Чрезвычайно интересно упоминание о мощи Империи и о Константине, которому следует подражать. Этот мотив явно присутствовал и в проповедях византийских миссионеров: не даром же патриарх Фотий называл «Новым Константином» болгарского князя Бориса, император Михаил — моравского князя Ростислава, Иларион — Владимира Киевского. А. Авенариус считает, что такое уподобление имело целью принизить варварского правителя — ведь василевс приравнивался к самому Богу, а новокрещенный варвар — «лишь» к земному властителю [1023] . Вряд ли можно согласиться с таким построением. Ведь киевский митрополит Иларион — сам русский, и если бы ему казалось, что уподобление князя–крестителя Константину недостаточно торжественно, он мог бы легко отказаться от него, греки бы ничего не заметили. А тот факт, что варварские правители и сами любили называть себя «Новыми Константинами» [1024] свидетельствует о почетном характере этого титула.
1023
Avenarius, Kultur, S. 48—49.
1024
Можно было бы вспомнить парфянского вельможу Ракбахта (Е. Sachau, «Die Chronik von Arbela», Abhandlungen der Koniglich Preus-sischen Akademie der Wissenschaften, Philologisch-Historische Klasse, Jahrgang 1915, Bd. 6 (Berlin, 1915), S. 45), или суданского царя VIII в. Меркурия («History of the Patriarchate of the Coptic Church», PO. Vol. 5 (1910), p. 140), или даже монгольского хана Хулагу: когда в 1258 г. он и его жена Докуз Хатум, исповедовавшие несторианство, въезжали в Багдад, местные христиане приветствовали их как новых Константина и Елену (Histoire de la Siounie / Par Stephanos Orbelian, tr. M. Brosset (St. Petersbourg, 1864), p. 235). Эта символика, по всей видимости, понравилась хану — недаром в рукописи Vaticanus Syrus 559, написанной ок. 1260 г. для монастыря Мар–Матта у Мосула монахом Мубараком бар Давидом, на миниатюре с изображением Константина и Елены их августейшим лицам приданы черты сходства с Хулагу и Докуз Хатум. Кстати, мастерами, расписывавшими Церковь в Бартелли у Мосула, были греки (J. М. Friey, Chretiens sy-riaques sous les Mongols [CSCO, 362, Subs. 44] (Louvain, 1975), p. 85—87).
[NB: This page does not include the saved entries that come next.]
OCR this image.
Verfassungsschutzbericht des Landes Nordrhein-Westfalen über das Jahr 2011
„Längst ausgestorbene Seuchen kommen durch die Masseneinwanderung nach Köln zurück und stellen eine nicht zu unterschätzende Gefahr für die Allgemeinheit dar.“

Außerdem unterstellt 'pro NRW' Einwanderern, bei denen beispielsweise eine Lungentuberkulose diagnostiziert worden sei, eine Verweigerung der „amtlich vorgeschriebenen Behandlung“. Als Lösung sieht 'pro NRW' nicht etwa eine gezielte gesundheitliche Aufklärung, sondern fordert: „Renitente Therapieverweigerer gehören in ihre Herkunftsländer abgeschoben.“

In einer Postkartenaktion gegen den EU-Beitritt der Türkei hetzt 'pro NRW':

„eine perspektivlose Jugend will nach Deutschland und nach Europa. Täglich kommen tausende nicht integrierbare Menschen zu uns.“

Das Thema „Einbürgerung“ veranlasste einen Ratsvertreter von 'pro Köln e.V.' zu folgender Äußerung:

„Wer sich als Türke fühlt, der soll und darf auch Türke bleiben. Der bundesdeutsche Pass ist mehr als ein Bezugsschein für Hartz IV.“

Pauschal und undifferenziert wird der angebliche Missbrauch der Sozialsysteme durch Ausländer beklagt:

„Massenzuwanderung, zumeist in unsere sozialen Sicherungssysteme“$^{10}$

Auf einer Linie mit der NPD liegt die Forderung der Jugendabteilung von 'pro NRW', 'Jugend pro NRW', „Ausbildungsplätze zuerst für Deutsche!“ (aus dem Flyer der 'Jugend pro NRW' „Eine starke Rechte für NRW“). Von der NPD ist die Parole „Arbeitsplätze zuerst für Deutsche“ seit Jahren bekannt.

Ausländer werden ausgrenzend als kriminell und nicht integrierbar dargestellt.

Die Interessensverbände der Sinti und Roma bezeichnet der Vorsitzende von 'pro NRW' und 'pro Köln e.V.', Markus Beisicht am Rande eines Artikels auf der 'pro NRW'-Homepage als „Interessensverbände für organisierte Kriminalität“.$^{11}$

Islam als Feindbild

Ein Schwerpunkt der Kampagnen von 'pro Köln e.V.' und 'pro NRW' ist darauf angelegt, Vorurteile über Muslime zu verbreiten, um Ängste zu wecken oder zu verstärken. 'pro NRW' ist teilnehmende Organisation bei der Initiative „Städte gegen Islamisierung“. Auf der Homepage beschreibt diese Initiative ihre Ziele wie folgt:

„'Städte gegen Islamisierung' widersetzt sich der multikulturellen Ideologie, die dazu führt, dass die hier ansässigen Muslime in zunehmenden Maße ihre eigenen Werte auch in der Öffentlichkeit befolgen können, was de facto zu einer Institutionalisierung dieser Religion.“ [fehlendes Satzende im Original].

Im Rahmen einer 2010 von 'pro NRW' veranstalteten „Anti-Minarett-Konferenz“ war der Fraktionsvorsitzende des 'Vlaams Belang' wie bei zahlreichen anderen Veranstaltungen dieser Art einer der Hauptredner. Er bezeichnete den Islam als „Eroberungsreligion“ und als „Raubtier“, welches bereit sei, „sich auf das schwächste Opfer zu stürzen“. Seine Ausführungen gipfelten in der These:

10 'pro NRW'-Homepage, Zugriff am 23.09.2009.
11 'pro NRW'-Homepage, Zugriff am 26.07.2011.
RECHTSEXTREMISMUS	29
У нас практически нет данных о впечатлении, которое производили на варваров собственно греческие миссионеры, но можно предполагать, что агванский епископ Израиль пользовался при общении с гуннами общеупотребительным набором клише: к примеру, его ссылка на ангела, который служил императору Константину, весьма сходна с речами, которые рекомендует говорить варварским послам Константин Багрянородный (см. выше, с. 208). Итак, христианство рекламировало себя не только как религия, совершавшая чудеса, одолевавшая болезни и приносившая блага цивилизации, но и как религия военной победы.